Langzaam kleedt zij zich uit in het lover,
Rilt verrukt en verlangt een rover,
Denkt aan nimfen en faunen.
Nimfen die zich genotvol over-
Gaven aan faunen, naakt onder lover,
Begrijnsd door oude alraunen.
‘t Rimpelend water spiegelt haar week :
Met haar voetjes in de ondiepe beek
Voeren de golfjes guerilla.
Op een steen zit haar echtgenoot,
Ziet haar spelen, ergert zich dood
En zuigt op zijn manilla.
Volgens mij:
Een vrouw kleedt zich uit, ergens bij een meertje met veel bebossing, groen = lover.
Begrijnsd = omgeven, begrenst
alraunen = boomsoort
Ze wil naakt gaan zwemmen. En ze denkt aan voorstellingen uit de geschiedenis waar waternimfen de liefde bedrijven bij en in zo'n meertje. (genotvol en verlangt en rover)
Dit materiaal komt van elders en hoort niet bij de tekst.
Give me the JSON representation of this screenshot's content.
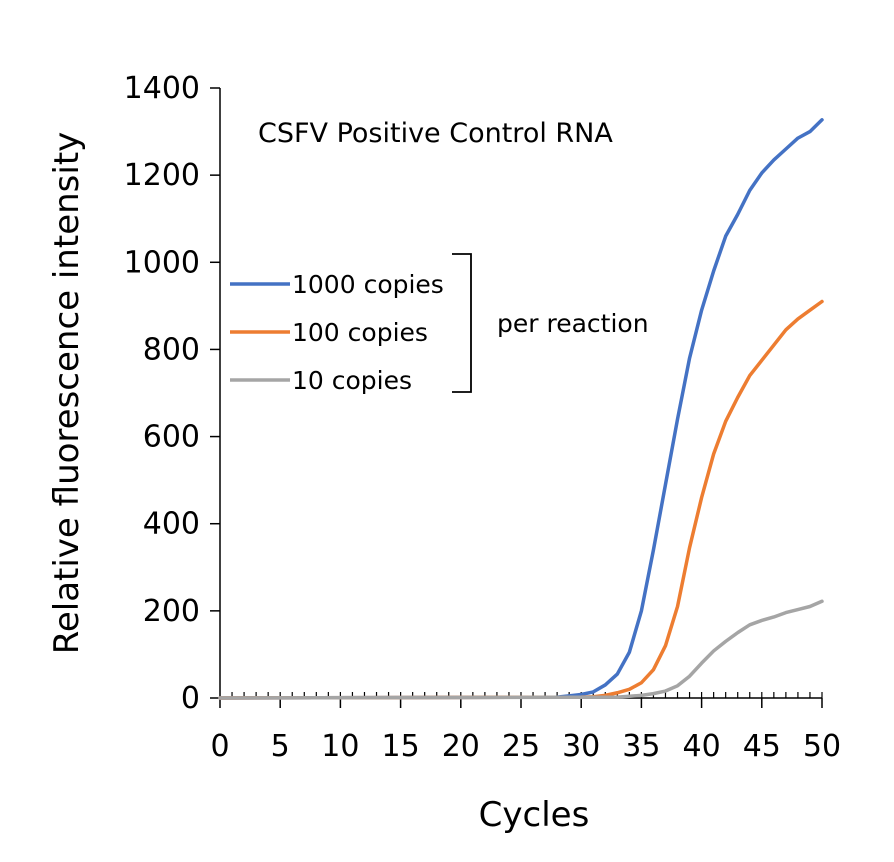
{
  "chart_data": {
    "type": "line",
    "title": "CSFV Positive Control RNA",
    "xlabel": "Cycles",
    "ylabel": "Relative fluorescence intensity",
    "xlim": [
      0,
      50
    ],
    "ylim": [
      0,
      1400
    ],
    "xticks": [
      0,
      5,
      10,
      15,
      20,
      25,
      30,
      35,
      40,
      45,
      50
    ],
    "yticks": [
      0,
      200,
      400,
      600,
      800,
      1000,
      1200,
      1400
    ],
    "grid": false,
    "legend_position": "left",
    "legend_group_label": "per reaction",
    "series": [
      {
        "name": "1000 copies",
        "color": "#4472C4",
        "x": [
          0,
          28,
          29,
          30,
          31,
          32,
          33,
          34,
          35,
          36,
          37,
          38,
          39,
          40,
          41,
          42,
          43,
          44,
          45,
          46,
          47,
          48,
          49,
          50
        ],
        "y": [
          0,
          2,
          5,
          8,
          14,
          30,
          55,
          105,
          200,
          340,
          490,
          640,
          780,
          890,
          980,
          1060,
          1110,
          1165,
          1205,
          1235,
          1260,
          1285,
          1300,
          1327
        ]
      },
      {
        "name": "100 copies",
        "color": "#ED7D31",
        "x": [
          0,
          30,
          31,
          32,
          33,
          34,
          35,
          36,
          37,
          38,
          39,
          40,
          41,
          42,
          43,
          44,
          45,
          46,
          47,
          48,
          49,
          50
        ],
        "y": [
          0,
          2,
          3,
          6,
          12,
          20,
          35,
          65,
          120,
          210,
          345,
          460,
          560,
          635,
          690,
          740,
          775,
          810,
          845,
          870,
          890,
          910
        ]
      },
      {
        "name": "10 copies",
        "color": "#A5A5A5",
        "x": [
          0,
          33,
          34,
          35,
          36,
          37,
          38,
          39,
          40,
          41,
          42,
          43,
          44,
          45,
          46,
          47,
          48,
          49,
          50
        ],
        "y": [
          0,
          2,
          4,
          6,
          10,
          16,
          28,
          50,
          80,
          108,
          130,
          150,
          168,
          178,
          186,
          196,
          203,
          210,
          222
        ]
      }
    ]
  }
}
Door in het water te stappen verplaatst het water zich in allemaal kleine rimpeltjes en dan zie je jezelf wat veranderd weergegeven in de glans van het water.
Die man van haar zit er in de buurt en verveelt zich.
Zuigt op zijn manilla. Mogelijk een sigaar.
Misschien heb ik het helemaal mis hoor, maar zo zou ik het opvatten.
Vreselijk, die "oude" gedichten.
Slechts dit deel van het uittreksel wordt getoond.